ALMATY – The ZETA Company is expanding to take opportunity of growing markets for its furniture at home and abroad.
The government has approved a 75 million tenge grant under the Business Road Map 2020 for the company to expand its production facilities and upgrade its equipment.
ZETA has built a new four-level complex in Almaty’s Kulager district to make cabinet furniture and theatre chairs with equipment imported from Italy.
Today, ZETA consists of several divisions. In 2012, its turnover exceeded 8 billion tenge (US$1 = KZT150) and it invested eight million dollars in expanding its production capacity. Last year, it also paid 400 million tenge in taxes and another 1.3 billion tenge in customs charges.
ZETA now employs 1,400 people. Its founder and CEO, Kanat Omarov, travels around the world raising new investment and seeking new ideas and technologies. He has built ZETA into one of the largest industrial enterprises in Almaty. Last year, it sold the largest number of chairs in the country. It has a sales list of 1,200 products through 22 direct sales outlets.
The company has prospered, despite being located next door to China, one of the world’s largest furniture-producing economies.
“With our country’s entry into the Customs Union (with Russia and Belarus), conditions for the development of domestic production became much more favourable,” ZETA Deputy Director General Mahsut Omarbekov told The Astana Times. “Then, we reduced our imports of finished products from China after customs duties increased.

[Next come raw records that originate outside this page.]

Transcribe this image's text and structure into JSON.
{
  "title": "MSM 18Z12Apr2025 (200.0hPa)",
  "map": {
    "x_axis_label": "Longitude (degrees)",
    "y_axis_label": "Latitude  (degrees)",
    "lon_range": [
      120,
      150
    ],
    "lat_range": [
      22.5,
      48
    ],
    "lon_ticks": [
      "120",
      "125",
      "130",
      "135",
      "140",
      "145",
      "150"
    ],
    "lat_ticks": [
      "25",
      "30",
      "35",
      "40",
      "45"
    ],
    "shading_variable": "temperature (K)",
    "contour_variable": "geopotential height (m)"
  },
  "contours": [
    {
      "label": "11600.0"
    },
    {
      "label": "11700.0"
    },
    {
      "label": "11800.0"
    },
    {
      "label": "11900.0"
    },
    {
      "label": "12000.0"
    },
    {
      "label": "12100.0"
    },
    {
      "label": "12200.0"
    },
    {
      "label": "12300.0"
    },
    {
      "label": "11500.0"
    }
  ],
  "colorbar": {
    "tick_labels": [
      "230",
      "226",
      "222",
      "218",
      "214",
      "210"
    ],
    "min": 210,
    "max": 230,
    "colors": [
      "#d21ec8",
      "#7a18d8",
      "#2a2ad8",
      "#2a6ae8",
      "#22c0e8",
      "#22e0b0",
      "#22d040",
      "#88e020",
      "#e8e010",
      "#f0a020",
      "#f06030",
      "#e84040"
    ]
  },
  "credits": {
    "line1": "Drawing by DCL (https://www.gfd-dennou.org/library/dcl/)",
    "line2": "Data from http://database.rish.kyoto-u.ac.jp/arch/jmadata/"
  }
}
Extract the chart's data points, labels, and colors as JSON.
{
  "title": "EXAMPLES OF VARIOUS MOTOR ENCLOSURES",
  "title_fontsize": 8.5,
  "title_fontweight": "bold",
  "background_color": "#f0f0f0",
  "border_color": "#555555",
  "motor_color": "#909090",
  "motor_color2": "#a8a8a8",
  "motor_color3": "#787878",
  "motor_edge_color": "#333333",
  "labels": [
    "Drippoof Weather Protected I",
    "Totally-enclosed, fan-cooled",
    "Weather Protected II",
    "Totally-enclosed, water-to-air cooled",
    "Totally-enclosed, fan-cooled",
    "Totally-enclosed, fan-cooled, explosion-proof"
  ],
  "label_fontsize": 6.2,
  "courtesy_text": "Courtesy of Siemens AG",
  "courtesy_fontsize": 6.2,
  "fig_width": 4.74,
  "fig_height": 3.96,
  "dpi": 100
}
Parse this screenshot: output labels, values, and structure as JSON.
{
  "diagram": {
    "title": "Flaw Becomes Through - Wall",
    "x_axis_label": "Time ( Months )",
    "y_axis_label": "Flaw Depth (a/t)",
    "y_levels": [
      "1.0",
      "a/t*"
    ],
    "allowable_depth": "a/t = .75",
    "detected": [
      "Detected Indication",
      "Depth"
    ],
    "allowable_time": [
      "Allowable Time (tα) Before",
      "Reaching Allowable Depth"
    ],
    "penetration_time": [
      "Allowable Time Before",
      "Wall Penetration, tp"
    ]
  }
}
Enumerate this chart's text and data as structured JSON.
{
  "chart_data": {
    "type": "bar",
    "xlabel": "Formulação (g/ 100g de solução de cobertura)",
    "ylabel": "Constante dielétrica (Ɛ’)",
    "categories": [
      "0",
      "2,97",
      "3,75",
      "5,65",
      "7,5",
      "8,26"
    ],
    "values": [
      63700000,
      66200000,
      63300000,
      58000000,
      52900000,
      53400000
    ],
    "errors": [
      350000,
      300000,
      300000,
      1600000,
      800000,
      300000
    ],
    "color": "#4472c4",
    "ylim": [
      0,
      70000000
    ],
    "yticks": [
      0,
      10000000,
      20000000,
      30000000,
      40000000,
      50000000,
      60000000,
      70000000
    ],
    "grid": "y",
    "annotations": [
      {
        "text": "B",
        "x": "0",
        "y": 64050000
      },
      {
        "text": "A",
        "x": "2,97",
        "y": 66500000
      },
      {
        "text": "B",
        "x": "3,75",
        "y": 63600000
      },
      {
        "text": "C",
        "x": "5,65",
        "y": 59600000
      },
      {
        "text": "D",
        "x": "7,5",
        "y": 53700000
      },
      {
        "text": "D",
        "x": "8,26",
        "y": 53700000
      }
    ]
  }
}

Also, we recognized that developing local manufacturing means creating jobs for people in Kazakhstan.”
“President Nazarbayev is absolutely right to say that the Customs Union is a rehearsal for domestic manufacturers before Kazakhstan joins the World Trade Organisation (WTO),” Omarbekov said.
Ukrainian furniture companies are eager to enter the Kazakhstan market and they already account for 28 percent of it; Russian companies account for another 18 percent. Belarus, too, has always been famous for its furniture industry, the ZETA executive said.
“Now, ZETA’s production volume allows us to be the leaders in Kazakhstan,” Omarbekov said. “Our advantage also lies in the fact that tenders favour domestically-produced goods. But accession to the WTO will create new challenges to us.”
ZETA has always concentrated its main production in Almaty, but now it is also expanding to Astana. The company has already bought a land plot there and plans to build a 5,500 square metres industrial complex there. It has already built a 2,500 square metres pipe rolling production plant.
The company gets most of the raw materials for its furniture from the Russian city of Ufa. The metal for its chairs, armchairs and sofas comes from Temirtau in the Karaganda region.
In 2013, the company plans to expand on a total of 12,000 square metres of industrial space in Almaty and Astana, thanks to new investment from its Italian partners.
The company began to expand rapidly six years ago when it bought two hectares (20,000 square metres) of land at an abandoned bakery plant in the city of Talgar, near Almaty. Today it is ZETA’s main production centre for pipe rolling and plastic production and employs 600 people. The Talgar plant’s products are 10 times cheaper than similar products from Russia (or only 10 percent of their unit cost). ZETA is also developing the leather goods industry in Kazakhstan. It has published a children’s book with a print run of one million to educate its readers how to sort trash and save secondary raw materials for future production.
ZETA remains committed to introducing further innovation in the domestic furniture industry, substituting for foreign imports and creating new jobs. It is also committed to improving the living conditions of its workers and has purchased 18 apartments in Almaty and another 38 in Talgar to house them, as well as constructing a new building with 15 apartments.